Le parlement des enfants Tapori

Olga Tusala Katembo

p. 18-20

References

Bibliographical reference

Olga Tusala Katembo, « Le parlement des enfants Tapori », Revue Quart Monde, 263 | 2022/3, 18-20.

Electronic reference

Olga Tusala Katembo, « Le parlement des enfants Tapori », Revue Quart Monde [Online], 263 | 2022/3, Online since 01 March 2023, connection on 24 April 2024. URL : https://www.revue-quartmonde.org/10767

À Bangui, les enfants se mobilisent.

En Centrafrique, les groupes Tapori1 se sont donné le nom de « Parlement des enfants Tapori » parce qu’ils mènent une action de plaidoyer. Le parlement des enfants Tapori défend les droits des enfants les plus pauvres. Il se préoccupe notamment de l’accès à l’éducation et aux soins. Il cherche à renforcer l’amitié entre les enfants de tous milieux. Les enfants prennent la parole pour interpeller la société et leur communauté sur la situation des enfants qui vivent dans l’extrême pauvreté.

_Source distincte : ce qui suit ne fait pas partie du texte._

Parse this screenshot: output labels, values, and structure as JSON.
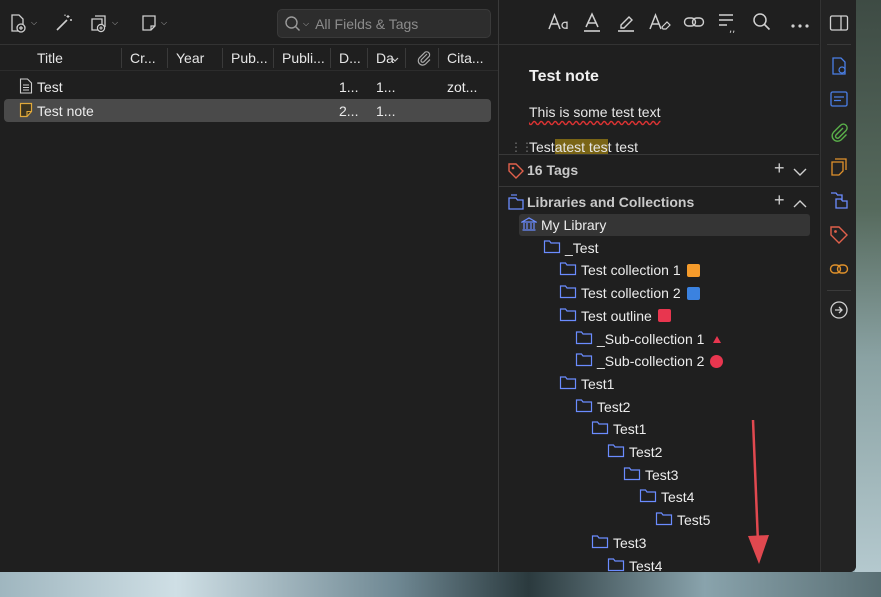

Ce groupe réunit des enfants qui vivent des réalités bien différentes. Certains sont eux-mêmes en situation de rue, d’autres vivent très pauvrement mais au sein de leur famille, et d’autres encore viennent de familles plus aisées. Tous ont à cœur de devenir les amis de celles et ceux qui n’ont pas d’amis. Ensemble, ils sont porteurs de messages d’espoir et de paix.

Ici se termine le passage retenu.